1 EfmCameraView

data_handling.EfmCameraView(
    images,
    calib,
    time_ns,
    frame_ids,
    distance_m=None,
    distance_time_ns=None,
)

Zero-copy camera stream view in EFM schema (images, calibration, timing, optional depth).

1.1 Attributes

Name Description
images Tensor["F C H W", float32] normalized camera images in Aria LUF frame.
calib Per-frame camera intrinsics/extrinsics (CameraTW.tensor shape (F,34)).
time_ns Tensor["F", int64] device timestamps aligned to images.
frame_ids Tensor["F", int64\|float32] frame ids within the snippet.
distance_m Optional metric ray distances Tensor["F 1 H W", float32].
distance_time_ns Optional Tensor["F", int64] timestamps for distance_m.
num_frames Return the number of frames in the camera stream.

1.2 Methods

Name Description
to Move the camera view tensors to the requested device and dtype.
get_fov Tensor[“F 2”, float32] FOV in degrees (fov_x, fov_y) per frame.
select_frame_indices Resolve user-provided frame indices, supporting negatives and defaults.
nearest_traj_indices Return selected camera indices and nearest trajectory indices.

1.2.1 to

data_handling.EfmCameraView.to(device, *, dtype=None)

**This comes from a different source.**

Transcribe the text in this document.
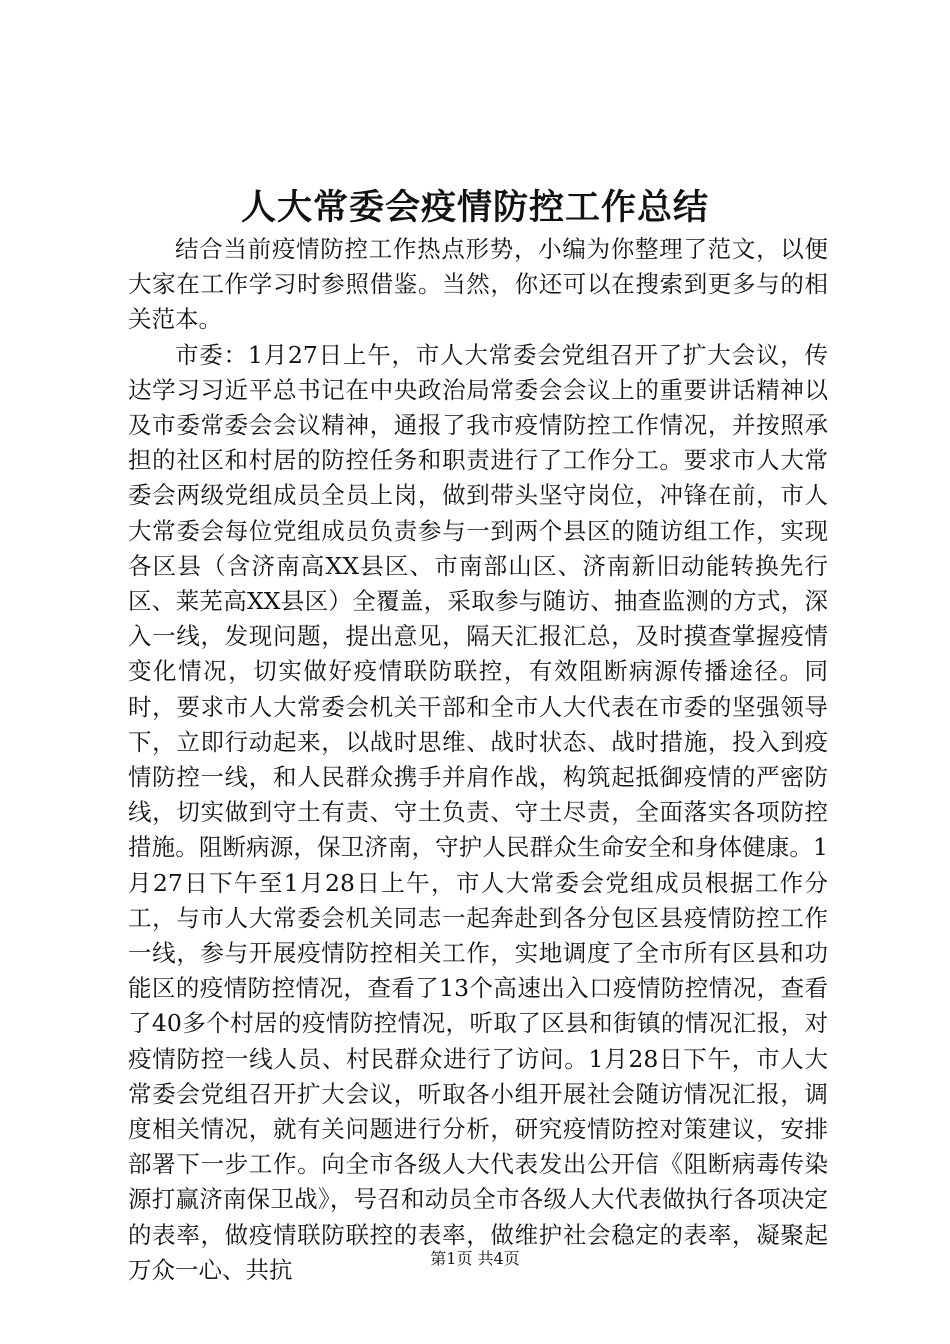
人大常委会疫情防控工作总结

结合当前疫情防控工作热点形势，小编为你整理了范文，以便大家在工作学习时参照借鉴。当然，你还可以在搜索到更多与的相关范本。

市委：1月27日上午，市人大常委会党组召开了扩大会议，传达学习习近平总书记在中央政治局常委会会议上的重要讲话精神以及市委常委会会议精神，通报了我市疫情防控工作情况，并按照承担的社区和村居的防控任务和职责进行了工作分工。要求市人大常委会两级党组成员全员上岗，做到带头坚守岗位，冲锋在前，市人大常委会每位党组成员负责参与一到两个县区的随访组工作，实现各区县（含济南高XX县区、市南部山区、济南新旧动能转换先行区、莱芜高XX县区）全覆盖，采取参与随访、抽查监测的方式，深入一线，发现问题，提出意见，隔天汇报汇总，及时摸查掌握疫情变化情况，切实做好疫情联防联控，有效阻断病源传播途径。同时，要求市人大常委会机关干部和全市人大代表在市委的坚强领导下，立即行动起来，以战时思维、战时状态、战时措施，投入到疫情防控一线，和人民群众携手并肩作战，构筑起抵御疫情的严密防线，切实做到守土有责、守土负责、守土尽责，全面落实各项防控措施。阻断病源，保卫济南，守护人民群众生命安全和身体健康。1月27日下午至1月28日上午，市人大常委会党组成员根据工作分工，与市人大常委会机关同志一起奔赴到各分包区县疫情防控工作一线，参与开展疫情防控相关工作，实地调度了全市所有区县和功能区的疫情防控情况，查看了13个高速出入口疫情防控情况，查看了40多个村居的疫情防控情况，听取了区县和街镇的情况汇报，对疫情防控一线人员、村民群众进行了访问。1月28日下午，市人大常委会党组召开扩大会议，听取各小组开展社会随访情况汇报，调度相关情况，就有关问题进行分析，研究疫情防控对策建议，安排部署下一步工作。向全市各级人大代表发出公开信《阻断病毒传染源打赢济南保卫战》，号召和动员全市各级人大代表做执行各项决定的表率，做疫情联防联控的表率，做维护社会稳定的表率，凝聚起万众一心、共抗	第1页 共4页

Move the camera view tensors to the requested device and dtype.

1.2.2 get_fov

data_handling.EfmCameraView.get_fov()

Tensor[“F 2”, float32] FOV in degrees (fov_x, fov_y) per frame.

1.2.3 select_frame_indices

data_handling.EfmCameraView.select_frame_indices(frame_indices, *, default_last)

Resolve user-provided frame indices, supporting negatives and defaults.

1.2.4 nearest_traj_indices

data_handling.EfmCameraView.nearest_traj_indices(
    traj_ts_ns,
    frame_indices=None,
    *,
    default_last=True,
)

Return selected camera indices and nearest trajectory indices.